Steps for creating username and passwords for Web User Interface using node.conf.yaml file

====================================================

• Step 1: First lets check for the properties of Rest Admin Listener using by navigating to "C:\ProgramData\IBM\MQSI\components\ACE_IN01". You can see node.conf.yaml file. Alternatively you can also see overrides directory in the same location which again contains the same node.conf.yaml. For this part, we will be working on node.conf.yaml file under ACE_IN01 directory. the node.conf.yaml under overrides directory will only contain values that has been updated via command line.In the below image, look at the highlighted fields which we will be changing in the below steps directly in config file for logging into web user interface with user name and password with necessary permissions.
• For Linux servers, look at the path  /var/mqsi/components/ACE_IN01.

                    

                    

• Step 2: Un-comment the basicAuth field at line number 57 to enable basic authorization.
• Next un-comment the authorizationEnabled field at line number 62 and change the value to true.
• Lastly un-comment the authorizationMode at line number 63 and finally save the node.config.yaml file.

              

• Step 3:Now coming to providing permissions to the rule.
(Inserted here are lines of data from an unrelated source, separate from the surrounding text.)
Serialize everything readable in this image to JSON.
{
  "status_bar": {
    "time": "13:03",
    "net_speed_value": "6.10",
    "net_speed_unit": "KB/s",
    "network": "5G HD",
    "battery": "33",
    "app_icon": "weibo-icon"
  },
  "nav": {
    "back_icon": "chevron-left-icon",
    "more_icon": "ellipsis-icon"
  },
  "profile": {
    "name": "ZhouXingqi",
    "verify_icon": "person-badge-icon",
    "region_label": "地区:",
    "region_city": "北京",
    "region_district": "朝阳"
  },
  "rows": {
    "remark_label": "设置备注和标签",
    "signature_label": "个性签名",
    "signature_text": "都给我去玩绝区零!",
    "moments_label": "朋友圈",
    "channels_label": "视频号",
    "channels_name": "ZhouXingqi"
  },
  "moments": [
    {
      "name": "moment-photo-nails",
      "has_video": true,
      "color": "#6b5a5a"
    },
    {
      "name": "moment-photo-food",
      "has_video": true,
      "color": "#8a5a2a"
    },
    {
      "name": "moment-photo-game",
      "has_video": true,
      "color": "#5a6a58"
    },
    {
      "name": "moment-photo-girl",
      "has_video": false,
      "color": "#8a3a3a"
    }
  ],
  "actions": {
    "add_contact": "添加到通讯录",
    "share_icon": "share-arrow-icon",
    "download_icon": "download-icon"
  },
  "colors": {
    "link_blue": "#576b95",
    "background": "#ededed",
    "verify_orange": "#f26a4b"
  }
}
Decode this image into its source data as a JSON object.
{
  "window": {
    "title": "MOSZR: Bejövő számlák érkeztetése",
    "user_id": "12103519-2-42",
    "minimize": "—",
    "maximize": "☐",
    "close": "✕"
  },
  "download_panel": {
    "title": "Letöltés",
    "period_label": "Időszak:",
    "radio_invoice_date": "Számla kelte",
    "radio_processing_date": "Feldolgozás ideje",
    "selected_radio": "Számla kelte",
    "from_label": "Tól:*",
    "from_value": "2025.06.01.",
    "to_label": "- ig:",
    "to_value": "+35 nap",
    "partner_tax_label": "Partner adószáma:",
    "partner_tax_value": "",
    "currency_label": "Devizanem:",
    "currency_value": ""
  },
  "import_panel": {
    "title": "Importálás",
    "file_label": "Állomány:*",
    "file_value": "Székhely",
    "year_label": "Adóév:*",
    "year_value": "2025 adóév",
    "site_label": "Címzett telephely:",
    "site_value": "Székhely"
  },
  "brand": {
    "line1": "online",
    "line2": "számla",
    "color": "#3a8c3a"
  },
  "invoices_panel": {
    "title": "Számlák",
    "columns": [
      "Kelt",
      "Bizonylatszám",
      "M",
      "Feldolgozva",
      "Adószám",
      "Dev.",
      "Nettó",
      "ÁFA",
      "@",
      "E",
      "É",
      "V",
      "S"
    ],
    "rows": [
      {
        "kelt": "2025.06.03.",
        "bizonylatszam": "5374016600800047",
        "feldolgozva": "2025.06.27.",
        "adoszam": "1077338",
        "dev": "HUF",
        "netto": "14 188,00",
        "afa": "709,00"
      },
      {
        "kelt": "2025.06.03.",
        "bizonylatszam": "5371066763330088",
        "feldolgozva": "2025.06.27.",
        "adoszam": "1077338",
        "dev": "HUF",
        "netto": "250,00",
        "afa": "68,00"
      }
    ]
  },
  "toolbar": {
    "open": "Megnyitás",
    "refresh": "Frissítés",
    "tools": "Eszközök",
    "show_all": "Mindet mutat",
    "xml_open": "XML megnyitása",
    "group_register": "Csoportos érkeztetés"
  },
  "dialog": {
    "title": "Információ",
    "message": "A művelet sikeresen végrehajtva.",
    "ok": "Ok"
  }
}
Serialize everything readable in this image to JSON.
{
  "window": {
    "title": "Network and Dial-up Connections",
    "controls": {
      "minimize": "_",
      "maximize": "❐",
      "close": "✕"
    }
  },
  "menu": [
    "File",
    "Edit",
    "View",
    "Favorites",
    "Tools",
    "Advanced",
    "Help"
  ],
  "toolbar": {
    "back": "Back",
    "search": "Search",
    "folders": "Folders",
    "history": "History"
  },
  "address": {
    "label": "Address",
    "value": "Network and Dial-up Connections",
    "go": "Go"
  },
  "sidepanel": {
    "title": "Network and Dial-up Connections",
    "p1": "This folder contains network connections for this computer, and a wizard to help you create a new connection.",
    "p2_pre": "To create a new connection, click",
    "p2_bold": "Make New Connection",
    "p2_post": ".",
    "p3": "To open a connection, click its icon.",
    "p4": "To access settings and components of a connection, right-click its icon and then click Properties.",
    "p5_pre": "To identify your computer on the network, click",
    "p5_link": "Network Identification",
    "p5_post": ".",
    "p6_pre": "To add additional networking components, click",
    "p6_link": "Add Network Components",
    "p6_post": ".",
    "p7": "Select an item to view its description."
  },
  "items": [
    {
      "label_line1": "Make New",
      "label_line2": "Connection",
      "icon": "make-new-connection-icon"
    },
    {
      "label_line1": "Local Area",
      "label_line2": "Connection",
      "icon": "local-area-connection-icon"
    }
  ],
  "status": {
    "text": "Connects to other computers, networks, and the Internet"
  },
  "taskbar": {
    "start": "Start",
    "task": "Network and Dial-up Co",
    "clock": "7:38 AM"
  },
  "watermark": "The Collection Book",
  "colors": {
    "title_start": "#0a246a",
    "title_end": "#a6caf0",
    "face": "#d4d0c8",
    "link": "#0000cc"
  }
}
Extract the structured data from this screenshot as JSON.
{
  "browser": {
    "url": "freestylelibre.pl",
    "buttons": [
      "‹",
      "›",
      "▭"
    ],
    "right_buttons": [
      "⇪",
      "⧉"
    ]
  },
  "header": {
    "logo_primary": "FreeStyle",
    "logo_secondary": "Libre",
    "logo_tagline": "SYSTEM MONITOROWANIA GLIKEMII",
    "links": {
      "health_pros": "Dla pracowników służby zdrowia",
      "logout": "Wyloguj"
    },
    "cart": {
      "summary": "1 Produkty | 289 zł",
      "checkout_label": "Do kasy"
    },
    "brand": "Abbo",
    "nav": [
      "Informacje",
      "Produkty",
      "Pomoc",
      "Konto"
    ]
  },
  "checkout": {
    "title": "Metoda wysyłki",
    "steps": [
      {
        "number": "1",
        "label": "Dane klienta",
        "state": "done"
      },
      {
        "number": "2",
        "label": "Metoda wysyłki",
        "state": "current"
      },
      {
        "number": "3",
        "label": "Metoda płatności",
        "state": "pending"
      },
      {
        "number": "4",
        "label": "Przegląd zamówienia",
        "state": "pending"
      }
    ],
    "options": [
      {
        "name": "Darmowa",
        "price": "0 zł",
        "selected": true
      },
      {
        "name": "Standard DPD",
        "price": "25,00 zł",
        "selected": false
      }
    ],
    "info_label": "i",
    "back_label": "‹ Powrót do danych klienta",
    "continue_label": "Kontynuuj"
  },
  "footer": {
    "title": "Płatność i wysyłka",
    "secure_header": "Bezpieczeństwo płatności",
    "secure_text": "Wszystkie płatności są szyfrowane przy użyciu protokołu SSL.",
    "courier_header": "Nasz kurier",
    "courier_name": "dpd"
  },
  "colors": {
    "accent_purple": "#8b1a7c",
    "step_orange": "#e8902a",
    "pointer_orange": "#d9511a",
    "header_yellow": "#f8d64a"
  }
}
1. Un-comment the field adminRole under Node-> Permissions section, replace the value of adminRole with aceAdmin at line number 79.
2. Un-comment the field adminRole under Node->DataPermissions section, replace the value of adminRole with aceAdmin at line number 87.
3. Un-comment lines 91, 92, 94, 95, 101.
4. At line number 91, replace server01 with the Integration server name which you have created. In this case it is DEV_IS_01.
5. Repeat the same process for the Server level permissions by uncommenting the adminRole fields at line number 94 and 101 and replacing it with aceAdmin and save the file

                        

• Step 4 :Create a user with user name as aceUser and password as passw0rd 

                            mqsiwebuseradmin ACE_IN01 -c -u aceUser -a passw0rd -r aceAdmin

• Step 5: Stop and start the integration node

              mqsistop ACE_IN01
                mqsistart ACE_IN01

• Step 6:Open the web user interface https://<hostname>:<weblistenerport>. In my case the URL is https://localhost:4418. 

• Step 7:Login with the username and password that was set using mqsiwebuseradmin. In this case user name is aceUser and password is passw0rd.

                       

• Step 8:You should be able to view the server details and should not get any authorization error.